Notfallbetrieb vorbereiten

Zwei Voraussetzungen entscheiden darüber, ob der Notfallbetrieb im Ernstfall jemandem hilft: ein Konto für jeden, der lesen soll, und ein Anmeldeweg, der ohne E-Mail auskommt.

Der Notfallbetrieb kann technisch tadellos laufen und trotzdem niemandem helfen. Zwei Voraussetzungen müssen vor dem Ausfall erfüllt sein, und beide lassen sich hinterher nicht mehr herstellen. Beide haben denselben Grund: der Weg, sie nachzuholen, führt über E-Mail, und E-Mail ist genau das, was gerade nicht funktioniert.

Die Übersichtsseite des Notfallbetriebs zeigt für beide Punkte an, wie weit der Mandant ist, und nennt die Adressen, bei denen noch etwas fehlt.

Erste Voraussetzung: ein Konto für jeden, der lesen soll

Die Notfallansicht zeigt jedem genau die Nachrichten, die an seine eigenen Adressen gingen.
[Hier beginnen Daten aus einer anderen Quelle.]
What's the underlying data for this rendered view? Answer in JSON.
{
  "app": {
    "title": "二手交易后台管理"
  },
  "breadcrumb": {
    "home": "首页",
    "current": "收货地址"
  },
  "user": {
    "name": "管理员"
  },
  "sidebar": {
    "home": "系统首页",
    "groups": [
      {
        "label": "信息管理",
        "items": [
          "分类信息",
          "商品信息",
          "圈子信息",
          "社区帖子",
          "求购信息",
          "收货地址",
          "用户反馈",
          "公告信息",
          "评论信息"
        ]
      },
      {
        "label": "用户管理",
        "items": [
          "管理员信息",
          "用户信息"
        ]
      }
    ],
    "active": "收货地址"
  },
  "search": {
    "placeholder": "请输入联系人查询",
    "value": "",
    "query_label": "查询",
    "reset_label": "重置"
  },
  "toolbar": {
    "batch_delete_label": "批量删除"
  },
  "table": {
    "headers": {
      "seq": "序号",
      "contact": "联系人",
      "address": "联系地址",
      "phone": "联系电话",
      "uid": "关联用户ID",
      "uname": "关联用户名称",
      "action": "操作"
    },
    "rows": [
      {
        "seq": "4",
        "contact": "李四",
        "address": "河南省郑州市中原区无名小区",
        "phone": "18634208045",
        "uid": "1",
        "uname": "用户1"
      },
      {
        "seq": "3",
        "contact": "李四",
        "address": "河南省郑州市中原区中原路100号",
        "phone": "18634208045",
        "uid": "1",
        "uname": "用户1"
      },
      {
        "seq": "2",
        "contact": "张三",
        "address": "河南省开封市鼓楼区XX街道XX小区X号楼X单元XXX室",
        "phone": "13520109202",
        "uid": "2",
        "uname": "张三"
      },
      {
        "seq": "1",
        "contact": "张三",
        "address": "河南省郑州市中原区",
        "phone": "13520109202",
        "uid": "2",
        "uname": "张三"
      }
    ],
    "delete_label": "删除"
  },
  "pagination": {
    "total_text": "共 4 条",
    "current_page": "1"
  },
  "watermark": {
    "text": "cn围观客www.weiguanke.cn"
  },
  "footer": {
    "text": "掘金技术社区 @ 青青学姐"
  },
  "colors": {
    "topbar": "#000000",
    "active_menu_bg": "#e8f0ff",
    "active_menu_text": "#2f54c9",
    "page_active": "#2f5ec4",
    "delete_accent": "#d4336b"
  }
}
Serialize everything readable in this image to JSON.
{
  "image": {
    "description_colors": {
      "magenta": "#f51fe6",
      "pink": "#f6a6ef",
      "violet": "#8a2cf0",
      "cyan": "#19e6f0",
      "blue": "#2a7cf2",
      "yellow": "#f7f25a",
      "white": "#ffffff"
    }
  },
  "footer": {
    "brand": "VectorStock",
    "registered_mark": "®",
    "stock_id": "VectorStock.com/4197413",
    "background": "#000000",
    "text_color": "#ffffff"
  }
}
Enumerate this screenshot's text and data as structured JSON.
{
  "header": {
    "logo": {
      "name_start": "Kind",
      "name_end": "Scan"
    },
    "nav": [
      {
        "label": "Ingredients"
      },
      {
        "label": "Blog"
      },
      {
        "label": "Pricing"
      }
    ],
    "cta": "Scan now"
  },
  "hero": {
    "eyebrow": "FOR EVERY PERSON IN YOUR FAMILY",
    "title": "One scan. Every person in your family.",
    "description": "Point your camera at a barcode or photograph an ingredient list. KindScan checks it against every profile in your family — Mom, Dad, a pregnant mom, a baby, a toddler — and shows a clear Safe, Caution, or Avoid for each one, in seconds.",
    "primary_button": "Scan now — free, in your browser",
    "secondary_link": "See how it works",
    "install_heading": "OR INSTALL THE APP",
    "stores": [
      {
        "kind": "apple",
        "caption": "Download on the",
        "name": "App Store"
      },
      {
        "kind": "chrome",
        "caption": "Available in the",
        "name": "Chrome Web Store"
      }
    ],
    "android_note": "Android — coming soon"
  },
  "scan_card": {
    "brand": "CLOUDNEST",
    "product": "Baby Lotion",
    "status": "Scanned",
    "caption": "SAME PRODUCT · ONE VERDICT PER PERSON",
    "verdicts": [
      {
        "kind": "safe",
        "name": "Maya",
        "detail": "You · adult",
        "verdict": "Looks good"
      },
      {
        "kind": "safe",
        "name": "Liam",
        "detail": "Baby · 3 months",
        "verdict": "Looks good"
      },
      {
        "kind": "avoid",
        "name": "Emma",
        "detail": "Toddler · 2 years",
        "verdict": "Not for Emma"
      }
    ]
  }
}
Dafür muss die Person als Mitglied im Mandanten bekannt sein.

Ein Kunde mit achtzig Postfächern und zwei Verwalterkonten hat im Ausfall achtundsiebzig Leute ohne Zugang. Einladungen nachzuschicken hilft dann nicht mehr, denn eine Einladung ist eine E-Mail und ginge an genau das Postfach, das steht.

Die Einladung erfolgt aus der Notfallansicht heraus, für alle Adressen aus dem Verzeichnis auf einmal. Empfehlenswert ist, das direkt bei der Einrichtung zu erledigen und nicht erst, wenn die Ansicht gebraucht wird.

Zweite Voraussetzung: ein Anmeldeweg ohne E-Mail

Wer sich ausschließlich über Microsoft anmeldet, kommt bei einem Ausfall von Entra ID nicht herein, und ein Entra-Ausfall ist der häufigste Fall überhaupt. Ein Anmeldelink per Mail hilft ebenso wenig, denn er ginge an das ausgefallene Postfach.

Es bleiben zwei Wege, die unabhängig tragen:

  • Ein gesetztes Passwort. Der einfachste Weg, für jedes Konto verfügbar und in wenigen Sekunden eingerichtet.
  • Ein Passkey. Bequemer im Alltag, setzt aber ein Gerät voraus, das im Ernstfall zur Hand ist.

Auf einer Anlage im eigenen Haus ist das Passwort ohnehin der einzige angebotene Weg.

Die Übersichtsseite listet auf, welche Mitglieder noch keinen ausfallsicheren Anmeldeweg haben. Die Erinnerung daran geht als E-Mail heraus, solange das noch möglich ist.

Dritte Empfehlung: eine Kontaktadresse außerhalb

Die Ausfallmeldung geht an alle, die den Notfallbetrieb einstellen dürfen. Deren Postfächer liegen in aller Regel in derselben Domäne, die gerade ausgefallen ist, und dann landet die Meldung im Notfallspeicher, den man nur findet, wenn man schon weiß, dass es ihn gibt.

Deshalb lässt sich eine Notfall-Kontaktadresse hinterlegen. Sinnvoll ist eine Adresse außerhalb der eigenen Domänen, etwa die des Dienstleisters oder eine private Adresse der verantwortlichen Person. Conbool bevorzugt beim Versand der Meldung immer die Adressen, die jetzt erreichbar sind.

Gibt es keine einzige erreichbare Adresse, wird das ausdrücklich vermerkt, statt eine Meldung abzuschicken und Erfolg zu buchen.

Eine Probe schadet nicht

Der Notfallbetrieb lässt sich für ein Wartungsfenster von Hand einschalten, ohne dass irgendetwas ausgefallen ist. Das ist der einfachste Weg herauszufinden, ob die Anmeldung trägt und ob die richtigen Leute die Ansicht sehen. Beschrieben ist das unter Einstellungen.